Venice 2023: God is a Woman (Dieu est une femme)
For viewers who are engaged with and primarily find the effects of a documentarian cinematic image upon an audience in terms of psychology and social impact, God is a Woman will be and should be a vested interest. Others looking for a cinematic venture on entertainment or even accessibility will undeniably struggle to engage with this outing.
On a very basic level, director Pierre-Dominique Gaisseau feature God is a Woman, is at the very least is interesting, not only to the eye but the sentiments that curate this venture in the first place. On the former, director Andres Peyrot and cinematographers Patrick Tresch and Nicolas Desaintquentin bring life to a small village and culture of people with such brightness, immersion and atmosphere. Constantly placing the camera in the midst of this very core dynamic of being apart of this commune and quite perfectly serving itself up for the latter point. In which comes the content, God is a Woman essentially documents the finding of a lost documentary by French filmmaker Pierre-Dominique Gaisseau that captured the same village in 1975, that was thought lost to the world but recently found. On the surface, such a sentiment seems lifeless, but what a narrow minded viewpoint. As God is a Woman untangles and investigates the sociological and political underbelly of what this documentary means to its subjects. Not in terms of celebrity but a deeper enriching host of topics that range from feeling manipulated, wanting to see lost loved ones, why the documentary was lost and importantly being seen in their culture with honestly and fairness. This is caught multiple times with one-on-one discussions with interviewees in terms of the above mentioned social and political issues that are promised but never returned in favour that seem so futile but ever so important and personal in that of weddings, family, friends captured on this film and lost.

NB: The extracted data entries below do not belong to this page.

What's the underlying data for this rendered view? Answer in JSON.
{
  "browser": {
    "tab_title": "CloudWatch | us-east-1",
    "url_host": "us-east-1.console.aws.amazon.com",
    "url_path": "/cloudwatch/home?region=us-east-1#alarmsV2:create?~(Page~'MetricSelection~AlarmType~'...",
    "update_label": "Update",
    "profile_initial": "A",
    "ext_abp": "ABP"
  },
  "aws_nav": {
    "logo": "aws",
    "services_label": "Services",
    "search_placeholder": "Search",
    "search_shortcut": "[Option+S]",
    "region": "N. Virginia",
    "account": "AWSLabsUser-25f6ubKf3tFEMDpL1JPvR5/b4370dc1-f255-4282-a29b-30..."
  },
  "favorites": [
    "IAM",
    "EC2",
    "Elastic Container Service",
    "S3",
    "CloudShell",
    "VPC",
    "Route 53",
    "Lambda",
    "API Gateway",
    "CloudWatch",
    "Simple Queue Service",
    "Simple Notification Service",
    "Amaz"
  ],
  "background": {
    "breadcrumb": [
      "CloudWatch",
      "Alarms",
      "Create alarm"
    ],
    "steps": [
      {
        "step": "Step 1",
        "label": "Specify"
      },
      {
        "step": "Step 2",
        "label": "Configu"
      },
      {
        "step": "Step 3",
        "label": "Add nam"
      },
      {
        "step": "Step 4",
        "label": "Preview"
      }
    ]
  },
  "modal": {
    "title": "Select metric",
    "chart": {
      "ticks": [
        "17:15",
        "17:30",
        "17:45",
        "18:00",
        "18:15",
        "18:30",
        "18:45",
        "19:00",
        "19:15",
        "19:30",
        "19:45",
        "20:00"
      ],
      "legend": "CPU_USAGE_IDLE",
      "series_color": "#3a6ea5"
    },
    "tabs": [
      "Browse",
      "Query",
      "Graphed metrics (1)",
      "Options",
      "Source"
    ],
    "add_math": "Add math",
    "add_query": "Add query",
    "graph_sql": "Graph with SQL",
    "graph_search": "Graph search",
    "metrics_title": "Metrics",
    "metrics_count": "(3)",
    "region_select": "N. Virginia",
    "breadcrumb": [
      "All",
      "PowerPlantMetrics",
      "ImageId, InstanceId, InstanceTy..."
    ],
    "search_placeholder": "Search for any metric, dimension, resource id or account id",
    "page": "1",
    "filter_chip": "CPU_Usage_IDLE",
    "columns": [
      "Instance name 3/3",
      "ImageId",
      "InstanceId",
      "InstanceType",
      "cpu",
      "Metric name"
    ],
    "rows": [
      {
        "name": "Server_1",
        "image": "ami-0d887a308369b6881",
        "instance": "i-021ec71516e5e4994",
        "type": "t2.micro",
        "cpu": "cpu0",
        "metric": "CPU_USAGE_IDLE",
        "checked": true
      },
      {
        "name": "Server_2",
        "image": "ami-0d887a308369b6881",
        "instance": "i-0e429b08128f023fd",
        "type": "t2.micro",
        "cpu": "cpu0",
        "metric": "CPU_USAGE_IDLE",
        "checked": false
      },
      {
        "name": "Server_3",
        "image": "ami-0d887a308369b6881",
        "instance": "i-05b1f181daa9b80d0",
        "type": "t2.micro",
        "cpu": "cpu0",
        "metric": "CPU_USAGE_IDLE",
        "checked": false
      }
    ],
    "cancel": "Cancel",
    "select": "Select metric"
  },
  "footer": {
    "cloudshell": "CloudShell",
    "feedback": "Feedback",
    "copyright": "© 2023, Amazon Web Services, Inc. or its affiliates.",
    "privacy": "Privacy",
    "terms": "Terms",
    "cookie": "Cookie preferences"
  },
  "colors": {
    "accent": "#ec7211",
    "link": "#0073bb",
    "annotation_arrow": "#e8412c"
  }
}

Of course, it is that final resolution in the last twenty minutes in which this documentary is finally screened for the villagers that crafts magnificent. The viewer seeing tears stroll down faces in seeing their culture showcases in such beauty and seeing lost loved ones now alive, talking, smiling but most importantly brought back to life through the power of this medium. Smiles, songs, and sound just engulf the screen in a celebration that feels ever so poignant but devastating in a bitter irony of this documentary having to be lost to be appreciated in this manner. So much emotion can be found here and the further power in examining the power of cinema – especially in recent Hollywood events – feels ever so important. But, it nevertheless is a feature that leads proud on those virtues, and viewers not finding those themes engaging will find this excruciating but more fool them.
God is a Woman is genuinely breathtaking to witness. Not only in terms of what the medium of cinema can create and capture but the deeper enrichment of seeing this audiences eventual reaction to their own youth, family and culture, crafting a bittersweet but nevertheless very touching experience.